Este texto já é quase natimorto. Afinal o jogo aqui em Buenos Aires começa daqui a pouco. Porém, fica a lembrança de uma paulista que pode dar sorte ao Fluminense. Quem tem filhos sabe que a obra-prima Abaporu, de Tarsila do Amaral, comprada a peso de ouro pelo Malba ( Museu de Arte Latino-Americana de Buenos Aires), ganha outro nome pela visão infantil. Pezão. Pois é exatamente no Malba que está em cartaz uma exposição das obras de Tarsila durante as inúmeras viagens da pintora. Aliás, a quarta-feira promete um sem-número de pinturas pelos gramados. Três shows de imagens, no Morumbi, em São Januário e na Avellaneda. Dois finalistas da Copa do Brasil saindo fresquinhos do forno e uma vaga noção, se não houver goleada portenha, do que teremos no Maracanã quarta que vem. Então, que os pezões sejam metidos sem dó na bola e, dando aquela pachecada, que o movimento antropofágico inspire o Flu a inverter a lógica biológica e engolir o Boca. Bom jogo a todos.
Escrito em 28/05/2008 |Comentários: »


OS FANTASMAS DE AVELLANEDA E O MEDO




Duas da manhã. Dois graus. Frio. El Cilindro de Avellaneda descansa depois de pisoteado por 50 mil boquenses e dois mil tricolores.

Quem vem lá?

No setor 5.

Duas sombras diluídas na névoa portenha. Dois fantasmas. Ohaco e Artola. O primeiro artilheiro da academia do Racing ( 1913-1919), o segundo até hoje homenageado por ter sido o primeiro presidente do centenário clube azul e branco.

Conversavam.

- O que houve aqui hoje? – perguntava Ohaco, que não teve a honra de jogar no estádio, inaugurado em 1950.

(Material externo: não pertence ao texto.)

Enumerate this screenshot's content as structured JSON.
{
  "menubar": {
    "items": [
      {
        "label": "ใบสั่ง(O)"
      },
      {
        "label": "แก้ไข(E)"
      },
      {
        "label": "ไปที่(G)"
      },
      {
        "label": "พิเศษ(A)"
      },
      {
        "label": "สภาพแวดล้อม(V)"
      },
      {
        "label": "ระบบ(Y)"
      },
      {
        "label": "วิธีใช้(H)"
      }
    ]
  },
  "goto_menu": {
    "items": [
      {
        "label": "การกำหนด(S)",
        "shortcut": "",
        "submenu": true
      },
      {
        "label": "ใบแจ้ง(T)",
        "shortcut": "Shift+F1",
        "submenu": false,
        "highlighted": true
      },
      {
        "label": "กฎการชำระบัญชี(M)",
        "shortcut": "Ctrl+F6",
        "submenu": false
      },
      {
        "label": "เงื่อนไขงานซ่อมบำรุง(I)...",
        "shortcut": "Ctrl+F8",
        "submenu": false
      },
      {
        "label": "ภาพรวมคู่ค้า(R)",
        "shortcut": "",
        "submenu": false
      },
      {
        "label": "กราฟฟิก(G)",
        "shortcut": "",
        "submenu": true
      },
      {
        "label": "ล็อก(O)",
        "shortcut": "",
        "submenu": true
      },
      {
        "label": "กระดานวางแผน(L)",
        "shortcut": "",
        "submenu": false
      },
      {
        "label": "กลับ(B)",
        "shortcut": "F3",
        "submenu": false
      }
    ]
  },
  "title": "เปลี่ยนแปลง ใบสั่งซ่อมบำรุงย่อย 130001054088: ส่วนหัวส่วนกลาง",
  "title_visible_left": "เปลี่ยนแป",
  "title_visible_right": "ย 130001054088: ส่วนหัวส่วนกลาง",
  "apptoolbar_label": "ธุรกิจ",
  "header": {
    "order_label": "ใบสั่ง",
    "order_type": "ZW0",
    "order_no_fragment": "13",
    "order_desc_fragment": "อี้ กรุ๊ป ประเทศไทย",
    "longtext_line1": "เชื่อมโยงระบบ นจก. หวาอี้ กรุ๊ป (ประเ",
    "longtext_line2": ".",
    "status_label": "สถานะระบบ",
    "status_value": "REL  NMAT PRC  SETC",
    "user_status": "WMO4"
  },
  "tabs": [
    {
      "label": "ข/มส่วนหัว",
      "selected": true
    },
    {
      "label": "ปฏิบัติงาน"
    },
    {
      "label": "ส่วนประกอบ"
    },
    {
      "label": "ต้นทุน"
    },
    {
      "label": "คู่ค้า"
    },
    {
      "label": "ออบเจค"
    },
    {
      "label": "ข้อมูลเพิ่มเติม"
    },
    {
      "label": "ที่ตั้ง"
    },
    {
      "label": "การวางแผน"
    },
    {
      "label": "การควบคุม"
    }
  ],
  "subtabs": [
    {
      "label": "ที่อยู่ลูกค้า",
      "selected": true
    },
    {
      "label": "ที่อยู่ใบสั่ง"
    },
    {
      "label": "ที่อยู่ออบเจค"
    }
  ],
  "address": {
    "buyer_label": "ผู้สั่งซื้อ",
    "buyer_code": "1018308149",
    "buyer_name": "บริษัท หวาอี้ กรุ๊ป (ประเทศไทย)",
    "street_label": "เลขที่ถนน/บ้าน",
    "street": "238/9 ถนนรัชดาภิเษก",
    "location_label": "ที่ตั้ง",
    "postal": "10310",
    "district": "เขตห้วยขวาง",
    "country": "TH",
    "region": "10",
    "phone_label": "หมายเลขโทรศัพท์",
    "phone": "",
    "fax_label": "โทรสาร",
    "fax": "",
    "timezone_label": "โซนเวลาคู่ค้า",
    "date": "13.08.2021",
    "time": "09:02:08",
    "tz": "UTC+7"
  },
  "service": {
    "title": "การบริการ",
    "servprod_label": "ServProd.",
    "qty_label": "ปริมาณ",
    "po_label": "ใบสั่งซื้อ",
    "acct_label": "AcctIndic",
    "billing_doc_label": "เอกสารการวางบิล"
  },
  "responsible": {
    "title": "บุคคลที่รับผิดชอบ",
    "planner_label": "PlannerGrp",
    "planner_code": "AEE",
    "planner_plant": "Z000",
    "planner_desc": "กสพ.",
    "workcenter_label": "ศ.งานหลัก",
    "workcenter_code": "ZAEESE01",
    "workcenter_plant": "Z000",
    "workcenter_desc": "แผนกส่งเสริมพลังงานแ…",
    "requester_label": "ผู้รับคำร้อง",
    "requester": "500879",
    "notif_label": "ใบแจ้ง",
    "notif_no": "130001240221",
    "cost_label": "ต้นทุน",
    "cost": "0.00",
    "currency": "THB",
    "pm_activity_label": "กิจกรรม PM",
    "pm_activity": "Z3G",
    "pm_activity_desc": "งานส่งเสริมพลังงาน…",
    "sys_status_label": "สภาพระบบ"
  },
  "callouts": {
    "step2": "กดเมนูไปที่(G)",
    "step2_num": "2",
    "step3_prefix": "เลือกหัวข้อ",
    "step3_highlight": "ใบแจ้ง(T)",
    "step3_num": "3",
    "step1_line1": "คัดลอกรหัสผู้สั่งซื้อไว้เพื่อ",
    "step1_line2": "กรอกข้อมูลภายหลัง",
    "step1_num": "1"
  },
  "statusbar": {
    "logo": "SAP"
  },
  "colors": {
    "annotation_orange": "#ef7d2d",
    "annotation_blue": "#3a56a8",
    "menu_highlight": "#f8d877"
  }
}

- Querido, nosso estádio foi mais uma vez metáfora da vida. Infelizmente sem o nosso time.

- Talvez seja esta a nossa grandeza. Inspirar.

- Pois, Ohaco, desde às dez da noite, petulantes brasileiros ousaram extirpar um pé do tridente.

- Orgulho, Respeito e Medo ao Boca Juniors.

- E nós conhecemos isso muito bem, não? – lembrou Artola.

- Conte-me mais. Cheguei atrasado.

- Como também se atrasaram os boquenses. Enquanto os atletas brasileiros faziam aquela brincadeira deles...

- Bobinho!

- Isto, divertiam-se com um bobinho no meio de campo, esquecendo-se da turba e da pressão que viria das arquibancadas.

- Saudades – lamentou Ohaco.

- Pois meu querido artilheiro, eis o que se passou. Trajando a mesma camisa que nosso rival Vélez usou por tanto tempo, este tal Fluminense, tão secular quanto nosso amado Racing, veio a nossa casa, orgulhoso, querendo fazer história, sem ser heróico.

- Sim, concordo, só os mais fracos e covardes são capazes de feitos heróicos. Os grandes apenas se impõem.

- Termino, pois, Ohaco, afinal já é tarde e precisamos continuar a descansar. Apesar do frenesi de nossos compatriotas, de um volume de jogo que lembrou nossas arrancadas do início do século passado, este orgulhoso Fluminense respeitou o Boca, deixou o jogo correr, procurou também fazer gols, não deixou a bola ser exclusividade portenha e saiu com um empate digno, sabendo que ainda não há nada ganho.

- Afinal o Boca é o Boca – afirmou o fantasmagórico Ohaco.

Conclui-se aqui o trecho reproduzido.